Second: Launching a comprehensive security and judicial reform process, including a thorough review of the structure of the security and military institutions, establishing rigorous human rights auditing mechanisms for all personnel, and subjecting new leaders to intensive training on international standards. This must be accompanied by the formation of an independent oversight body to monitor the performance of these institutions and ensure they do not revert to past practices of repression.
Third: Repealing all exceptional and discriminatory laws and decrees issued by the former regime, conducting a comprehensive review of existing Syrian legislation to amend or repeal all provisions that conflict with international human rights standards, and working towards acceding to international conventions without reservations that compromise the principle of equality.

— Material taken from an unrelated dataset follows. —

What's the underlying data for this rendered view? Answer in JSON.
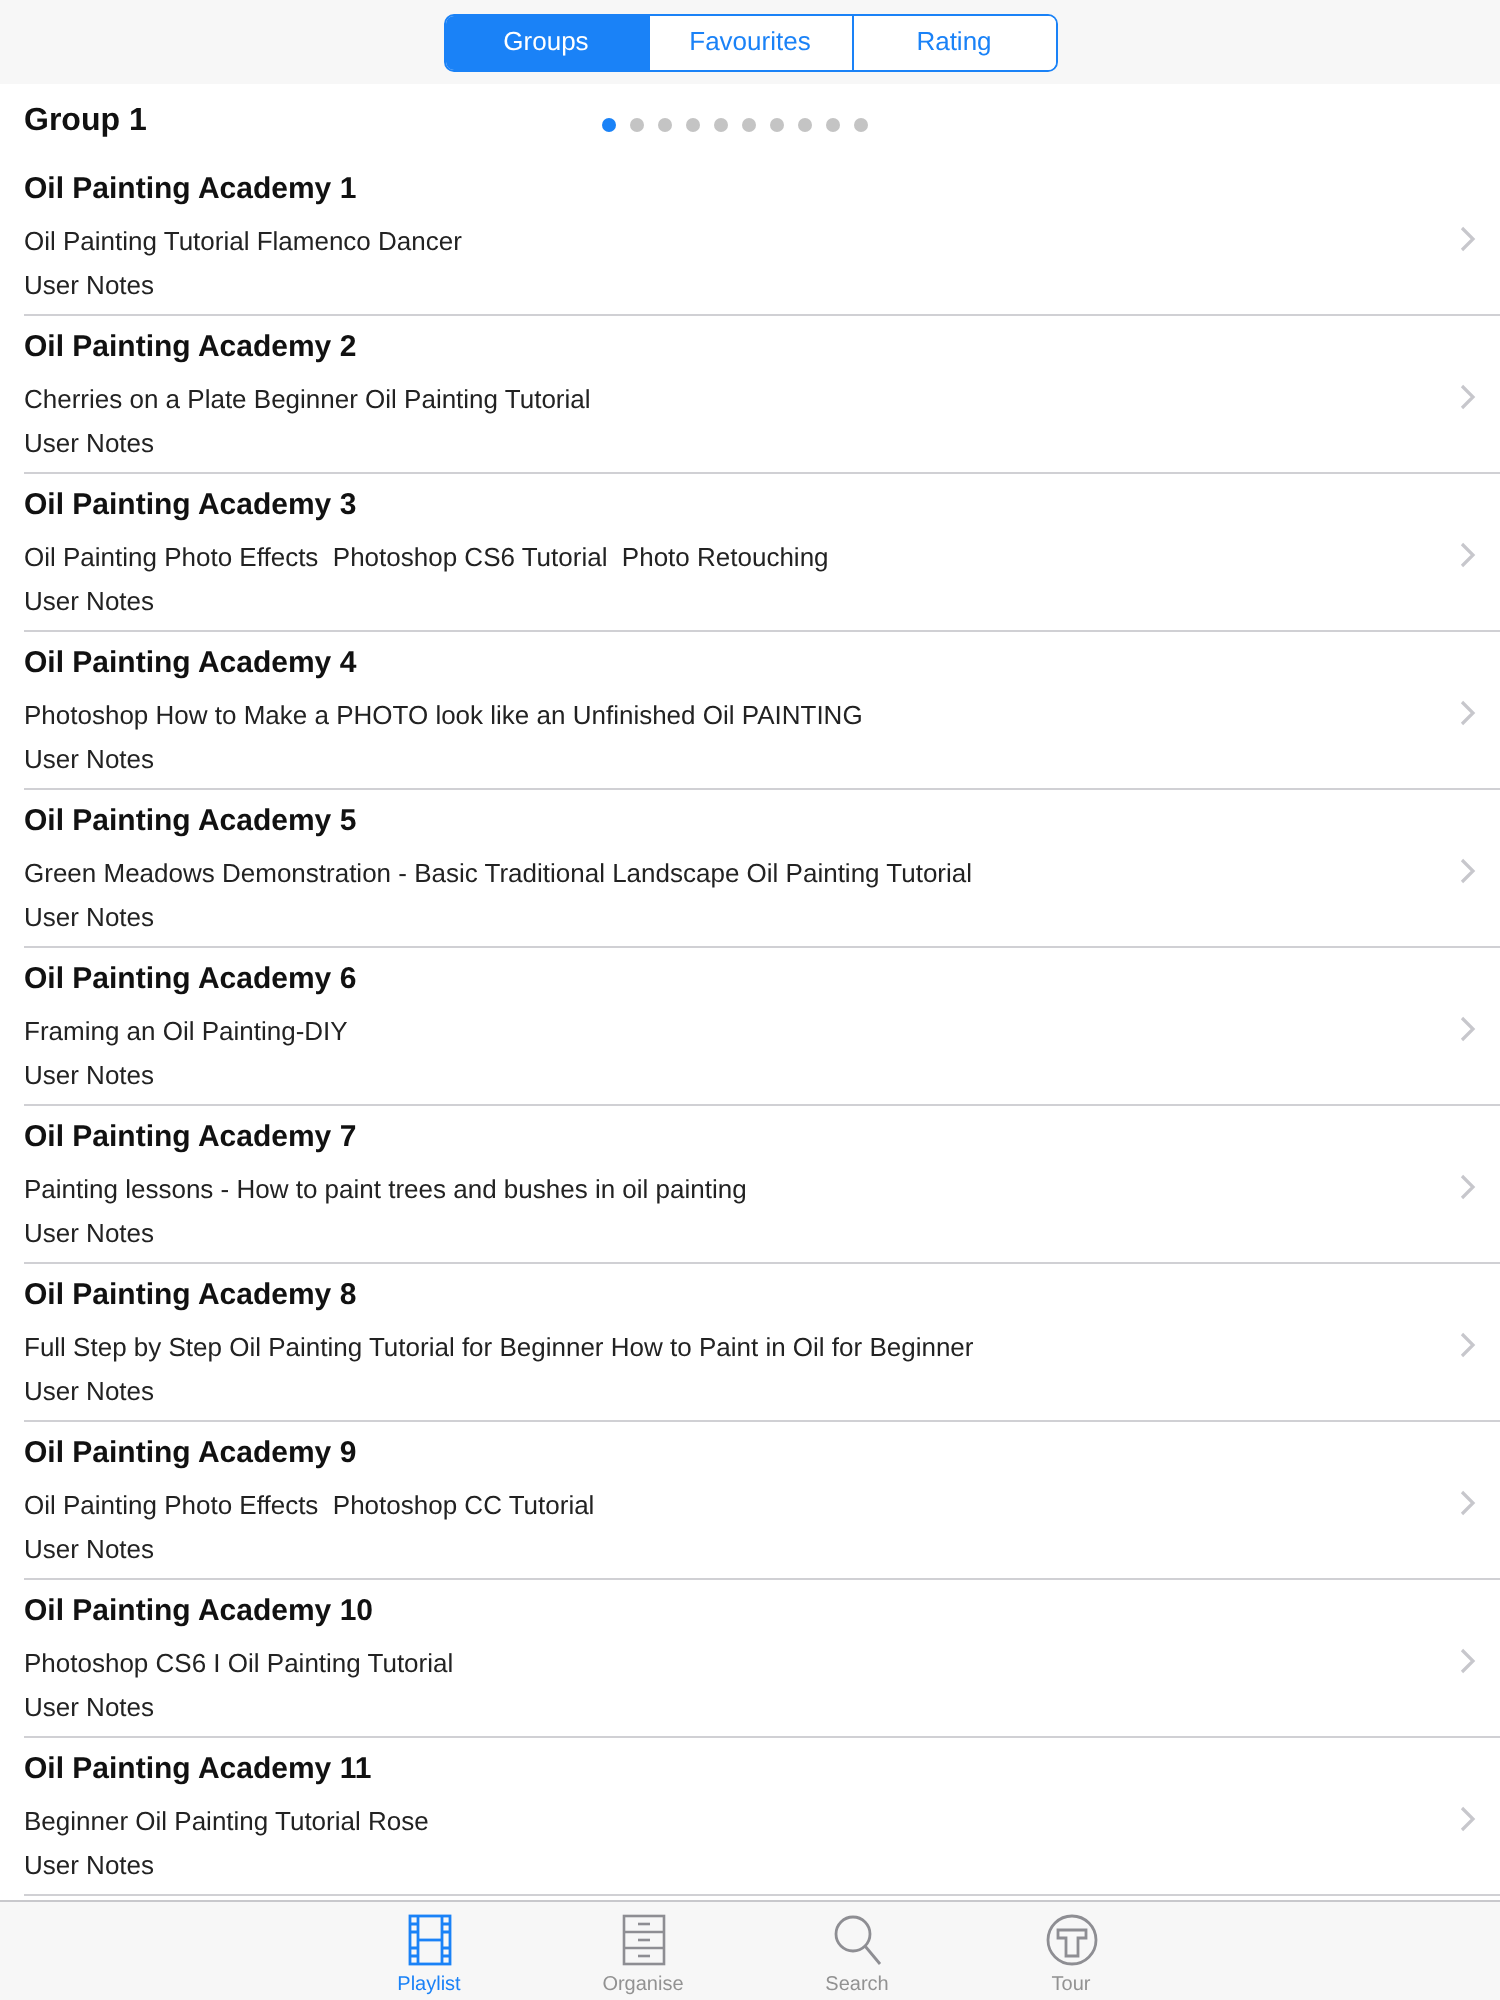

Fourth: Establishing an independent national mechanism for the missing and forcibly disappeared, tasked with coordinating with the United Nations, providing psychological, social, and legal support to victims’ families, and creating a unified and open national database of the missing, with the participation of civil society organizations and victims’ families in its work. Fifth: Launching a comprehensive national program for rebuilding trust and achieving societal reconciliation. This program should not be limited to traditional reconciliation councils, but should include broad community awareness campaigns about the dangers of sectarian rhetoric, the development of educational curricula that promote the values of citizenship and pluralism, and the launch of joint youth and cultural initiatives among the various communities, translating these initiatives into tangible development projects that serve all regions equally.
Conclusion: Identity as a Lived Experience
In conclusion, building a national identity in post-regime Syria is not a secondary project that can be postponed until conditions stabilize. Rather, it is an existential priority and a prerequisite for stability itself. It is an ambitious project that requires consensus and integration among three major spheres: the sphere of legal reform to frame the relationship between the state and the citizen with justice; the sphere of institutional reform to guarantee security and dignity for all; and the sphere of transitional justice to uncover the truth, achieve reconciliation, and ensure non-recurrence.
Ultimately, people do not judge national identity based on what is written in constitutions or delivered in speeches, but rather on what they see and experience in their daily lives. Does the law protect me? Is my voice heard? Is my dignity protected? Will my son’s blood not be shed in vain? Only when the answer is yes can we truly say that a new Syria has been born.